The winner of Svenska Cupen qualifies for the first qualification round of the UEFA Europa League. The qualification spot is awarded to the fourth positioned team in Allsvenskan if the winner is already qualified for the UEFA Europa League or the UEFA Champions League.

==How district teams qualify==
There are a number of districts in the Swedish football organization, and each of them receives a number of spots in Svenska Cupen, due to how many eleven-player teams and nine-player teams the district has in the leagues. The only three associations of the Swedish District Football Associations that has a qualifying round to 2015–16 Svenska Cupen are Dalarnas FF and Örebro Läns FF, the other district decides their teams by Distriktsmästerskap (District Championships) or by club ranking 2014. Only teams in Division 1 or lower are included, because teams in Allsvenskan and Superettan are automatically qualified for Round 2.

===Ranking===

This is the number of places each of the districts will have in the first round of the 2015–16 Svenska Cupen. Updated as of 31 May 2015.

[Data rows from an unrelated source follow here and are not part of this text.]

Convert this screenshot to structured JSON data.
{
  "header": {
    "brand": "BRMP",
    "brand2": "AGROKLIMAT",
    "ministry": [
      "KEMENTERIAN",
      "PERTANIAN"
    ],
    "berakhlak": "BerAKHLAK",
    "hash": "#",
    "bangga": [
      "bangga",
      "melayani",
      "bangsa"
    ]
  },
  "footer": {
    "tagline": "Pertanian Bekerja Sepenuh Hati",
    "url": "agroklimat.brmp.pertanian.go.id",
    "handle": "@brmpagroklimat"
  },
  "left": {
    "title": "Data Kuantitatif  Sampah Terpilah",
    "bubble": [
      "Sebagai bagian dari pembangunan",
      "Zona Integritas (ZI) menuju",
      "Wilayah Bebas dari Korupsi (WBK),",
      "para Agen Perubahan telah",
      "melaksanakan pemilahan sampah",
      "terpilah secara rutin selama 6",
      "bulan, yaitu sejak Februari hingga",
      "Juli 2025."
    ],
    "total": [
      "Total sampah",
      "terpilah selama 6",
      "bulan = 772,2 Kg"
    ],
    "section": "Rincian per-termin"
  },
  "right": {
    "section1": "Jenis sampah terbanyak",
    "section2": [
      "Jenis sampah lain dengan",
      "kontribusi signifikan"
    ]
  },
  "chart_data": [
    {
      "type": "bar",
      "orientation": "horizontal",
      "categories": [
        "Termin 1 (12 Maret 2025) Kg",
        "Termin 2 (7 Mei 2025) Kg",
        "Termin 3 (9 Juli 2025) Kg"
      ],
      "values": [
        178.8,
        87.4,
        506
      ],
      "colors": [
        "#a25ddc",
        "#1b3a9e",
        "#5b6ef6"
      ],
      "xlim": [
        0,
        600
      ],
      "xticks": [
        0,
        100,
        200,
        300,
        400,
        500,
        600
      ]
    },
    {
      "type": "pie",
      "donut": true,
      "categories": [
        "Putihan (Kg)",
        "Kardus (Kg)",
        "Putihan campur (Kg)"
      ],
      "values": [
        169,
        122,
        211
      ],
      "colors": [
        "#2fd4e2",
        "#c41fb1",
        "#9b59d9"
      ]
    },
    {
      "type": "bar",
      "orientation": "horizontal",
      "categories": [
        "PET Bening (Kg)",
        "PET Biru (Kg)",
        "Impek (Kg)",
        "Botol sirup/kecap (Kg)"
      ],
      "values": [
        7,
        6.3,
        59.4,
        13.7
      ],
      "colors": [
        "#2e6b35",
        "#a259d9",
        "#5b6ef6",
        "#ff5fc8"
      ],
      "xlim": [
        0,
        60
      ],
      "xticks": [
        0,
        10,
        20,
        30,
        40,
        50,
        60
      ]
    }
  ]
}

| Rank | Association | Teams |
| 1 | Stockholm | 10 |
| 2 | Skåne | 9 |
| 3 | Småland | 7 |
| 4 | Västergötland | 6 |
| 5 | Göteborg | 5 |
| 6 | Halland | 3 |
Uppland
Östergötland
| 9 | Södermanland | 2 |
Värmland
| 12 | Blekinge | 1 |
Bohuslän

| Rank | Association | Teams |
| 12 | Dalarna | 1 |
Dalsland
Gestrikland
Gotland
Hälsingland
Jämtland-Härjedalen
Medelpad
Norrbotten
Västerbotten
Västmanland
Ångermanland
Örebro Län

==Winners==

Total cup wins by club
| Club | Winners | Runners-up | Cup-winning years | Years as runners-up |
|---|---|---|---|---|
| Malmö FF | 16 | 7 | 1944, 1946, 1947, 1951, 1953, 1967, 1972–73, 1973–74, 1974–75, 1977–78, 1979–80, 1983–84, 1985–86, 1988–89, 2021–22, 2023–24 | 1945, 1970–71, 1995–96, 2015–16, 2017–18, 2019–20, 2024–25 |
| AIK | 8 | 8 | 1949, 1950, 1975–76, 1984–85, 1995–96, 1996–97, 1998–99, 2009 | 1943, 1947, 1968–69, 1991, 1994–95, 1999–2000, 2000–01, 2002 |
| IFK Göteborg | 8 | 5 | 1978–79, 1981–82, 1982–83, 1991, 2008, 2012–13, 2014–15, 2019–20 | 1985–86, 1998–99, 2004, 2007, 2009 |
| IFK Norrköping | 6 | 5 | 1943, 1945, 1968–69, 1987–88, 1990–91, 1993–94 | 1944, 1953, 1967, 1971–72, 2016–17 |
| Djurgårdens IF | 5 | 5 | 1989–90, 2002, 2004, 2005, 2017–18 | 1951, 1974–75, 1988–89, 2012–13, 2023–24 |
| Helsingborgs IF | 5 | 3 | 1941, 1997–98, 2006, 2010, 2011 | 1950, 1993–94, 2013–14 |
| BK Häcken | 4 | 2 | 2015–16, 2018–19, 2022–23, 2024–25 | 1989–90, 2020–21 |
| Kalmar FF | 3 | 3 | 1980–81, 1986–87, 2007 | 1977–78, 2008, 2011 |
| IF Elfsborg | 3 | 3 | 2000–01, 2003, 2013–14 | 1942, 1980–81, 1996–97 |
| Åtvidabergs FF | 2 | 4 | 1969–70, 1970–71 | 1946, 1972–73, 1978–79, 2005 |
| Hammarby IF | 1 | 5 | 2020–21 | 1976–77, 1982–83, 2010, 2021–22, 2025–26 |
| Landskrona BoIS | 1 | 4 | 1971–72 | 1949, 1975–76, 1983–84, 1992–93 |
| Östers IF | 1 | 4 | 1976–77 | 1973–74, 1981–82, 1984–85, 1990–91 |
| GAIS | 1 | 1 | 1942 | 1986–87 |
| Örgryte IS | 1 | 1 | 1999–2000 | 1997–98 |
| Mjällby AIF | 1 | 1 | 2025–26 | 2022–23 |
| Råå IF | 1 | – | 1948 | – |
| Degerfors IF | 1 | – | 1992–93 | – |
| Halmstads BK | 1 | – | 1994–95 | – |
| Östersunds FK | 1 | – | 2016–17 | – |
| Örebro SK | – | 2 | – | 1987–88, 2014–15 |
| IK Sleipner | – | 1 | – | 1941 |
| BK Kenty | – | 1 | – | 1948 |
| Sandvikens IF | – | 1 | – | 1969–70 |
| IK Brage | – | 1 | – | 1979–80 |
| Assyriska FF | – | 1 | – | 2003 |
| Gefle IF | – | 1 | – | 2006 |
| AFC Eskilstuna | – | 1 | – | 2018–19 |

==Broadcasting rights==
Turner Sports has previously been the rights holder of the Swedish Cup in the United States.